Since the beginning of 2011 the National Library of Wales (NLW) has been one of 19 leading European research libraries involved in the Europeana Libraries Project, which, in a two-year period, is seeking to provide free access to 5 million digital objects on the European Library and Europeana websites. Reflecting our own commitment to digitisation and allowing free access to our digitised collections, the NLW will be providing the Europeana Libraries project with over 100,000 pages of text-based material, over 5,000 images from our Welsh Landscape collection of topographical prints, over 4,000 images from the John Thomas photographic collection and over 120,000 images from the Geoff Charles photographic collection.
The project, funded by the European Commission, is being coordinated by the European Library and is supported by the Conference of European National Librarians , the Consortium of European Research Libraries, the Europeana Foundation and the Association of European Research Libraries. By bringing together a diverse collection of digital content taken from research libraries across Europe, the project hopes to lay a foundation upon which an even larger set of resources for researchers can be collected. Europeana Libraries will allow the NLW to place some of its most important digitized collections at the heart of an innovative and ambitious project that is at the forefront of efforts to create a single library aggregator for digital content from across Europe’s research libraries. This will allow researchers to access all digital content freely available from European research libraries via one portal.
The digital content provided by the NLW to the project offers a text-based and visual record of the Welsh landscape, its people and society from the 18th century through to the late 20th century. The text-based material will provide researchers with fully searchable access to five important 19th century Welsh periodicals – Y Traethodydd, Archaelogia Cambrensis, Yr Haul, Y Diwygiwr and Y Greal. These periodicals, which span the latter half of the 19th century, offer a broad overview of Welsh history and society during this period. Encompassing the radical dissenting politics of Y Diwygiwr, the conservative, established church orientated Yr Haul, and the Welsh Baptist Y Greal, these periodicals will give the researcher the opportunity to follow the key debates and events of late 19th century Welsh history from a variety of contemporary political and religious perspectives. In addition, the researcher will also be able to access the broad range of essays included in Y Traethodydd, a key 19th century periodical that covered subjects ranging from religion and politics to literature and philosophy, as well as the early historical research and theory contained in Archaelogia Cambrensis. Combined, these periodicals provide an important record of Welsh society, religion and politics during a particularly turbulent period in the nation’s history.

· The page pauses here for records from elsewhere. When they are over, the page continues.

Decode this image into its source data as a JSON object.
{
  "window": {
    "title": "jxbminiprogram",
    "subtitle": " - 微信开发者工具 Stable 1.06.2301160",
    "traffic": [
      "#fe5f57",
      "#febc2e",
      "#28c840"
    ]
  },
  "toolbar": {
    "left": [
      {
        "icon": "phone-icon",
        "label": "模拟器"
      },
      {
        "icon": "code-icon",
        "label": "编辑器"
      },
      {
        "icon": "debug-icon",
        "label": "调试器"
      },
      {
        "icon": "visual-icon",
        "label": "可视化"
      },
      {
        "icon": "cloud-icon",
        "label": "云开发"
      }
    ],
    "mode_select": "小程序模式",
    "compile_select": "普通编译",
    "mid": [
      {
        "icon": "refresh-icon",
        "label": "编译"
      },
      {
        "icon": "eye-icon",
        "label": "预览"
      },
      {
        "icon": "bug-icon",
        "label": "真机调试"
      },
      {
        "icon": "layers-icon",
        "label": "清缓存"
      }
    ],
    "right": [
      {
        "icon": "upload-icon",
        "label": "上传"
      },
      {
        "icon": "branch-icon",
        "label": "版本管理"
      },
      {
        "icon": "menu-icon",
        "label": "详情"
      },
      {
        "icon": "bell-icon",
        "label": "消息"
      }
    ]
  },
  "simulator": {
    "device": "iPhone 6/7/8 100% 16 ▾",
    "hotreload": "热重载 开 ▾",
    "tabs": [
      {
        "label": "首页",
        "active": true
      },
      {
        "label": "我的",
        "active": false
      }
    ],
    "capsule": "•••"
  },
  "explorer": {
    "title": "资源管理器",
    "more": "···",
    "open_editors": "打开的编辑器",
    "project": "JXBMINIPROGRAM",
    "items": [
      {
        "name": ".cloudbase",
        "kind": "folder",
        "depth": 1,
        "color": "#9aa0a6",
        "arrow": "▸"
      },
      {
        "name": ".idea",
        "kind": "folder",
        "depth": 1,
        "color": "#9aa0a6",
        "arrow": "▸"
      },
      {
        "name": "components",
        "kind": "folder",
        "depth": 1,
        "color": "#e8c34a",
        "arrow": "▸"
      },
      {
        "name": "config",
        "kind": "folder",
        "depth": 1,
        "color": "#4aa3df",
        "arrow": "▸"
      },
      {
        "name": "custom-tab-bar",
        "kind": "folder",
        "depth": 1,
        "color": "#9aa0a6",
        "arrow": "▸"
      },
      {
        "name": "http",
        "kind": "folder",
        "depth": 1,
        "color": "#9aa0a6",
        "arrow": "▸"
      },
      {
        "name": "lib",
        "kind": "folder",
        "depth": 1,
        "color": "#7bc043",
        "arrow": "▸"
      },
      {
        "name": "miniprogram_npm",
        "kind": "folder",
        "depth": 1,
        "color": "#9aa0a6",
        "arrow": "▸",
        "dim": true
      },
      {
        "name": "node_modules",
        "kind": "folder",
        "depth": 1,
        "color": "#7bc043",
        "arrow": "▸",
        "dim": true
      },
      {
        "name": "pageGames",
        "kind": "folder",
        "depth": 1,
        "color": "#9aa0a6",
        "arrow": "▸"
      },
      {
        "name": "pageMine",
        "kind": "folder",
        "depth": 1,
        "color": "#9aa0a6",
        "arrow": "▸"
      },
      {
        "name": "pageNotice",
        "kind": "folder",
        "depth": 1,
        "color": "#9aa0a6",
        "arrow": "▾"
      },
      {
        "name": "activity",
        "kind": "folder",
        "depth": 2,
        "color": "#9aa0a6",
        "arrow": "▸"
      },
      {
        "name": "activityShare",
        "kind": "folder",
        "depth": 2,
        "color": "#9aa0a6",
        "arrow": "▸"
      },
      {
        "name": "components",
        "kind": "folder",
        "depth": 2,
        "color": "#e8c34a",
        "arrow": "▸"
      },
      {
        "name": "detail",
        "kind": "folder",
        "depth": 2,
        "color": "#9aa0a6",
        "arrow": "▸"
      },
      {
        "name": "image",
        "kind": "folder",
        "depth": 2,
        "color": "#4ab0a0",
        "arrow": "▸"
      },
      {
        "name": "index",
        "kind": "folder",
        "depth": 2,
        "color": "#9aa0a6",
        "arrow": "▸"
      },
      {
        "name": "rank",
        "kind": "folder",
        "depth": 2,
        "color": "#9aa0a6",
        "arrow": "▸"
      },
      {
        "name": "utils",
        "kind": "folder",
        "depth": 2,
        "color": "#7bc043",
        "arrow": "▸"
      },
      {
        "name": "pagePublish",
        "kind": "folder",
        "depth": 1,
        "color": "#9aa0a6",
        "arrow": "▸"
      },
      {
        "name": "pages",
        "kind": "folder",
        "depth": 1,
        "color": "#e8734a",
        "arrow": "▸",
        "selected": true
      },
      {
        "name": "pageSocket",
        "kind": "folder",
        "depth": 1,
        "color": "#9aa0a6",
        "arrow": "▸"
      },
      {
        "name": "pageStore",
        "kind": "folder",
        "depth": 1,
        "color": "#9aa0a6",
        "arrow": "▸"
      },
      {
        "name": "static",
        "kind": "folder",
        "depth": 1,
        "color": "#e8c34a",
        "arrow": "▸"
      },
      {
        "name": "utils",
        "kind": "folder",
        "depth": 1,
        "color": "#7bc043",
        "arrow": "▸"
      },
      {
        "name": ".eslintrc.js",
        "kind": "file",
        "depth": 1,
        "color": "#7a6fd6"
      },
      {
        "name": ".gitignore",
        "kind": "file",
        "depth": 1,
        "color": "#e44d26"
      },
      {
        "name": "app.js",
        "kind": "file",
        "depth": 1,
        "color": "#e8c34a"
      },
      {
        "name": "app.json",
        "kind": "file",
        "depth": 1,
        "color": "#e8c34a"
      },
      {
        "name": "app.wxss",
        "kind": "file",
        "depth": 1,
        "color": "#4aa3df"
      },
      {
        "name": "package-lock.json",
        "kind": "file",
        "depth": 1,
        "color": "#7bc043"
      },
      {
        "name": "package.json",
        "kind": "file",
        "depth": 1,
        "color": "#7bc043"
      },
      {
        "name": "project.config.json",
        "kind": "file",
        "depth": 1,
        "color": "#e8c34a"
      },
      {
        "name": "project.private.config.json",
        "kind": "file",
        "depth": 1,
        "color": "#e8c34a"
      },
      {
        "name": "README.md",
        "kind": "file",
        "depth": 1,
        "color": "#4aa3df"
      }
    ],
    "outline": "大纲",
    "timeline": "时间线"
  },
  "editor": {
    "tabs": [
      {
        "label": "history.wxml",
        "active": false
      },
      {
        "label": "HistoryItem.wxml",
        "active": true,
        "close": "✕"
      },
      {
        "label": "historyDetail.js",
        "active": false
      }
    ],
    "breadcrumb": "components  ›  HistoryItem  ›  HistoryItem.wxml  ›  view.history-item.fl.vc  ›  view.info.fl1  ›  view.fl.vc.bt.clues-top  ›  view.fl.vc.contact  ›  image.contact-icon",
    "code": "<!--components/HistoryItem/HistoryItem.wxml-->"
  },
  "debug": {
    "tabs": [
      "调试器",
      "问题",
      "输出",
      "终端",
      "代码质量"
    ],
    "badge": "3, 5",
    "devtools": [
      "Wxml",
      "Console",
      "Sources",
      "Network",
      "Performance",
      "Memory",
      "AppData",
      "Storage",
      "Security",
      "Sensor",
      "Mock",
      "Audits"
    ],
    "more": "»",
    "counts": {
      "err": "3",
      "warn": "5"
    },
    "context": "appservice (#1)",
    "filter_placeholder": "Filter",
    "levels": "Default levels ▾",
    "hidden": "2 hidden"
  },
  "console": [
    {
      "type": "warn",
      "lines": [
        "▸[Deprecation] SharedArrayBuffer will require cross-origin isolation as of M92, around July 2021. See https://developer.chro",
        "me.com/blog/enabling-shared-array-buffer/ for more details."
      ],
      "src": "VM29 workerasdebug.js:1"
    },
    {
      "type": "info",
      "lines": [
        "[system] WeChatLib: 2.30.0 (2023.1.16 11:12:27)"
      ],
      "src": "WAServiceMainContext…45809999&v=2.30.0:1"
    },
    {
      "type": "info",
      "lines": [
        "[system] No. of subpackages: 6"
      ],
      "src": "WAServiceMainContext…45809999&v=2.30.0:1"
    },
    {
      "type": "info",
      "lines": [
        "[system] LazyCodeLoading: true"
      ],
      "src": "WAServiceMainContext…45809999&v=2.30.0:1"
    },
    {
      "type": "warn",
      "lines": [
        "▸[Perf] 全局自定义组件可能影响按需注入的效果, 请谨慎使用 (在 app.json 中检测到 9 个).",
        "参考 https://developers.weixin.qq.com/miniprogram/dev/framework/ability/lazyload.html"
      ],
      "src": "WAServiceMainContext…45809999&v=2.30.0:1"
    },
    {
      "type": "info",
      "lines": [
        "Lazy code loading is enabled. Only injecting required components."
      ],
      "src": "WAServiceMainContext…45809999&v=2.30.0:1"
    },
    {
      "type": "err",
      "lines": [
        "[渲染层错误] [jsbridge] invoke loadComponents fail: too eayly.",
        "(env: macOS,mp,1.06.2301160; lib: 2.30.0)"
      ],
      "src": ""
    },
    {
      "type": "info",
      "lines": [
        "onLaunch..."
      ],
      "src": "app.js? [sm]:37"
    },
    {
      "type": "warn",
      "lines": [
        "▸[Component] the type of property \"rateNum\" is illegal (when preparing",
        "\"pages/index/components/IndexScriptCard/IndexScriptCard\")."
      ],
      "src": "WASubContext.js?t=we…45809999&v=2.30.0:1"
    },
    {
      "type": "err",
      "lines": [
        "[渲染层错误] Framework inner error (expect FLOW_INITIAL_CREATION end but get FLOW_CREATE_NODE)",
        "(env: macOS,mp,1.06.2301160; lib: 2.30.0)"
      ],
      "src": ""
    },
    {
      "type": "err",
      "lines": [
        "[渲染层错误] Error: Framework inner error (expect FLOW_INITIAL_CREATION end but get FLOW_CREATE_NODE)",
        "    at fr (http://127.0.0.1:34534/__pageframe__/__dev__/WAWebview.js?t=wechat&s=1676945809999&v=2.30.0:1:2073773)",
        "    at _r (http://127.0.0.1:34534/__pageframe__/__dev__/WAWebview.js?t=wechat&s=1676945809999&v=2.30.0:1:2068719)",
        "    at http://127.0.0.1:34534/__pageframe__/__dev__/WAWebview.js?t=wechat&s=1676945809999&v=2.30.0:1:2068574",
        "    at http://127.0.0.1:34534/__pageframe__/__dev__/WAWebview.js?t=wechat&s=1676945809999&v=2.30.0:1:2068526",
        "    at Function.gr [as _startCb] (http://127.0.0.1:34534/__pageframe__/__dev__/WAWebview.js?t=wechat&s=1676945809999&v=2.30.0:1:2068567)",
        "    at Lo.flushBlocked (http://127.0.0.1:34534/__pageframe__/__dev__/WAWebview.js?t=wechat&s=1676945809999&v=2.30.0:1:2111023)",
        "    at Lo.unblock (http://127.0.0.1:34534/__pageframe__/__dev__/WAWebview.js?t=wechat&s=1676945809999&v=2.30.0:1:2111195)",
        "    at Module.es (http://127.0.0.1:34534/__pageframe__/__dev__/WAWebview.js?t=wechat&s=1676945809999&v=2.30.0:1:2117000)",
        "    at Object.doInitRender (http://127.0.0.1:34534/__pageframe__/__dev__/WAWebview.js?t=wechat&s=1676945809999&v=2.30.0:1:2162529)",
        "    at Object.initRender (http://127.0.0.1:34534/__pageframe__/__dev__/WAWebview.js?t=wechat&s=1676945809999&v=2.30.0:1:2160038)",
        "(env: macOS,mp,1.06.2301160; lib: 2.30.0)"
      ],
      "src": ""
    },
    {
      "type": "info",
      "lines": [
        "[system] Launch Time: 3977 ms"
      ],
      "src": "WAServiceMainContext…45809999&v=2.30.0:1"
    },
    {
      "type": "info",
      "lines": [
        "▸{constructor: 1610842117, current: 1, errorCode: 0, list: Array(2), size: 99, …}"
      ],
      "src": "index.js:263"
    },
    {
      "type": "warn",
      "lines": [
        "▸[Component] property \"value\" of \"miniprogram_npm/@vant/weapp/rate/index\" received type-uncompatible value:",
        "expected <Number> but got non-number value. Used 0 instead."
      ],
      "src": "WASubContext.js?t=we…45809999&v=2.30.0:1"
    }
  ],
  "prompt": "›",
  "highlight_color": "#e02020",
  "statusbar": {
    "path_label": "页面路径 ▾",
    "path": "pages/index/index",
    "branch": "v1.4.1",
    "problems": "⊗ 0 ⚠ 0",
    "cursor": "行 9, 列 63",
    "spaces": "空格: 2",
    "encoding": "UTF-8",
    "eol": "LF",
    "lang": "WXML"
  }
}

Access to our Welsh Landscape collection will make available to researchers a large selection of topographical prints of the Welsh landscape dating from between 1750 and 1850. The collection includes the work of a number of important artists and printmakers such as David Cox, Paul Sandby, Henry Gastineau and Julius Caesar Ibbetson. The collection includes images from the length and breadth of Wales, a reflection of the allure the Welsh landscape held for artists during this period.
The inclusion of the John Thomas and Geoff Charles collections will provide access to two of the NLW’s most important photographic collections. Both collections offer an invaluable lens-eye record of Welsh life with John Thomas’ photographs offering a depiction of Welsh life during the late 19th century and Geoff Charles’ photographs of Welsh life during the Second World War and latter half of the 20th century. Both photographers' vocations, John Thomas as a travelling photographer and Geoff Charles as a photojournalist, have left us with images that encompass much of the Welsh nation, with Charles in particular a witness to some key historical events during the latter half of the 20th century. The NLW’s involvement in the project will also see a large set of Geoff Charles’ digitized photographs, from the 1960s and 1970s, placed on to the NLW’s online catalogue for the first time.
The project will also be a means of introducing these collections, and others from the NLW, to a broader European and global audience. Alongside the collections provided by the NLW, Europeana Libraries will also be providing access to a wide and varied set of research resources, including photographs of the Spanish Civil War from the Universidad Complutense de Madrid, a large collection of Ottoman manuscripts from the University of Belgrade, audio-visual material and theses from across Europe and access to the Bodleian Library’s collection of public-domain digitized books and periodicals, the largest collection of its kind currently available in Europe.